In response to the deaths of five people at a mansion party in California, Airbnb announced changes last month aimed at protecting the safety of users and bolstering faith in the brand, including a promise to review all 7 million listings on the site by the end of 2020. In a new blog post on Thursday, the short-term rental company laid out a list of safety-related priorities designed to promote community trust.
Airbnb said it has dedicated $150 million to improving community guidelines in three areas starting next year: guest standards; a ban on “party houses”; and adding a dedicated line for local officials to contact representatives directly for questions of policy and procedure.
“Airbnb is founded on trust, and for us to succeed in our vision of helping anyone belong anywhere, we must continue to build trust both among our own host-and-guest community and across the communities in which we operate,” said Margaret Richardson, Airbnb’s vice president of trust, in a statement.
The company did not, however, share details of its plan to verify its millions of listings. Chief executive Brian Chesky said last month that the review would use a combination of company and community resources — guests, in other words.
On the guest-standards front, the company says it’s cracking down in five areas: excessive noise, unauthorized guests, parking, smoking and guests who require excessive cleaning after checkout. The aim, according to Airbnb, is to provide a “clear and actionable enforcement framework” for violations of the new policies.
The ban on party houses will put an end to “open invite” parties and large gatherings that take place in multifamily residencies like apartment and condos. Private parties and events will be allowed only when they are “authorized by hosts and convened respectfully by guests” — so the key, in these cases, is consent from the owner.
In offering a dedicated line for city officials, Airbnb hopes to calm the testy-at-times relationship it has with local governments that have sought to regulate the entry of the company into private spaces through taxation and zoning enforcement. In building the partnerships, Airbnb will work to secure firm footing as it pushes into new regions and cities through its nine-year Olympic Games deal.
Chesky said on Twitter last month that verification is a necessary step for the industry, and through a new Guest Guarantee and Neighborhood Hotline, launching Dec. 15, the company hopes to shore up community trust.
Some critics are not so sure.
Mike Lux, president of American Family Voices and AirbnbWatch, said in a statement to The Washington Post: “Their response today is unacceptable, and local leaders across the country have to stand up. If Airbnb refuses to commit to an adequate effort to improve safety, our government leaders at all levels need to step in. Otherwise, how many shootings or fatalities have to occur until government leaders say enough is enough?”
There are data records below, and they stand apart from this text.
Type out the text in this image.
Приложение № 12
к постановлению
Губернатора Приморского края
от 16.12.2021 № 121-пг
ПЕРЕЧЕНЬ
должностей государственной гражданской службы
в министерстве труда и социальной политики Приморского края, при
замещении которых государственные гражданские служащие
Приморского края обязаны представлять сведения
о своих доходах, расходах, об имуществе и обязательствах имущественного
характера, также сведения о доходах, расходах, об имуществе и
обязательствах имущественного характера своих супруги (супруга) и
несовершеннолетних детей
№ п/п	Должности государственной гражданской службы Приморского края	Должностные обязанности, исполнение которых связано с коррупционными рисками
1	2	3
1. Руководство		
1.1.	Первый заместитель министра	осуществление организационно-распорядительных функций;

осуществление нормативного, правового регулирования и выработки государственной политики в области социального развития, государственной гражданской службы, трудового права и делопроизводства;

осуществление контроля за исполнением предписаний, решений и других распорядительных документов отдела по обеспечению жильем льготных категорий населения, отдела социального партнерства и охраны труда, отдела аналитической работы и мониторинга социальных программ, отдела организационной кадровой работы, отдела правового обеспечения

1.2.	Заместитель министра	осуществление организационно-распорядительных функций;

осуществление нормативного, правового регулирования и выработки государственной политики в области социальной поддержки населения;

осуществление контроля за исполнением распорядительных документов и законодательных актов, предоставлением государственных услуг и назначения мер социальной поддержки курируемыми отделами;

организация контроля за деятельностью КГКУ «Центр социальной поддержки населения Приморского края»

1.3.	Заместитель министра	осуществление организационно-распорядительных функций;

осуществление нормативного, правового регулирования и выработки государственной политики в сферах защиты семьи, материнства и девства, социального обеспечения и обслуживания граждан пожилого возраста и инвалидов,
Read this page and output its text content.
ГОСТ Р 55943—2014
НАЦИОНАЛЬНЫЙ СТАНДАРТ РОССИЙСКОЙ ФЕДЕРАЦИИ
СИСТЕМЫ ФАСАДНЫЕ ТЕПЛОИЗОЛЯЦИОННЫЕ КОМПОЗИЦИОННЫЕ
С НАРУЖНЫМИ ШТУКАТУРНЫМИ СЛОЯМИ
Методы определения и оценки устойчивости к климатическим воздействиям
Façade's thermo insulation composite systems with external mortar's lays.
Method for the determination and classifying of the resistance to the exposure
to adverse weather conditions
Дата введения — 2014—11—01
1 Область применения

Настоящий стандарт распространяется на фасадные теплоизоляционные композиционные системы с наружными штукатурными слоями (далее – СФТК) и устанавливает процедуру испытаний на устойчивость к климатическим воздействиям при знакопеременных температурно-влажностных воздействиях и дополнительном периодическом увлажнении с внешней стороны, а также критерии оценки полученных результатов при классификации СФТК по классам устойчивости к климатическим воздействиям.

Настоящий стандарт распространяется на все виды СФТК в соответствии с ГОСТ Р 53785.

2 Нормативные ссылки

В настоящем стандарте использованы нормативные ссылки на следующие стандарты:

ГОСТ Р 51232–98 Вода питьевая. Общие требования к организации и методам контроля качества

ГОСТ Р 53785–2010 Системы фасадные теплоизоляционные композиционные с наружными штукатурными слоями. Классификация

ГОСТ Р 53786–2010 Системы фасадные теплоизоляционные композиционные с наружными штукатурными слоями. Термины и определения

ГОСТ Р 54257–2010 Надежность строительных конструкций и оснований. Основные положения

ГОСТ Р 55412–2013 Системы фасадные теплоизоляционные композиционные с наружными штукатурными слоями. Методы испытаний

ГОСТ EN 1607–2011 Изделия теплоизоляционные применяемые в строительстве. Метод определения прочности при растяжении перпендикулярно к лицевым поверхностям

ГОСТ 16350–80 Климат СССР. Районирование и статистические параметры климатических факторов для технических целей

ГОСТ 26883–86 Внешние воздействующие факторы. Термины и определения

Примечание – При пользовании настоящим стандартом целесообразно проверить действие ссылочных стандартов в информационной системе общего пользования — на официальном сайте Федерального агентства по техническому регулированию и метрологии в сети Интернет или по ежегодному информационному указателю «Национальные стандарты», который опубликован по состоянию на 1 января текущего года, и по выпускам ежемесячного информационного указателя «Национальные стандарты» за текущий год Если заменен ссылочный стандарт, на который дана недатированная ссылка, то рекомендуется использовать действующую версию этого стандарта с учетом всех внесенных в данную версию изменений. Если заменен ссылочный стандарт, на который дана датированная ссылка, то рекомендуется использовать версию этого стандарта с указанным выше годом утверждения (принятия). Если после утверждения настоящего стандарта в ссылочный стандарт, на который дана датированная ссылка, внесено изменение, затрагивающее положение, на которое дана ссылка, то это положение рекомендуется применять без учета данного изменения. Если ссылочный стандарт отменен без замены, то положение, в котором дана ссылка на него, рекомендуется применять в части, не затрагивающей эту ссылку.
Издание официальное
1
Observers of the industry that Airbnb has dominated since its founding more than 10 years ago say the move marks progress.
Stephen Barth, a lawyer and professor of hotel and restaurant management law at the University of Houston, said the announcement by Airbnb is a step in the right direction for the company, and that even though there’s a long way to go before it can offer the security and assurances of the hotel industry, it shows the home-sharing site is serious about safety concerns.
“It demonstrates that they’re listening and they’re taking some steps,” Barth said. “Is it comprehensive? No, but to be fair to them, I think they’re very clear that it’s not necessarily meant to be, because they’re going to add more to it as they go along.”
Barth noted how the speed of tech start-ups typically outpaces the law, with Airbnb fighting litigation from multiple local governments. He said the company has bigger challenges than smoking and parties.
Barth said there are still many unknown factors when considering user-owned units, because even though the unit itself may check out, there are inconsistencies across locations, such as standards on smoke and carbon monoxide alarms.
Airbnb said it will keep evaluating the policies it implements while keeping residents, communities and policymakers a central part of the process.
“Our north star will remain investments that enhance trust and safety for our hosts and guests and within the neighborhoods our hosts call home,” the company said.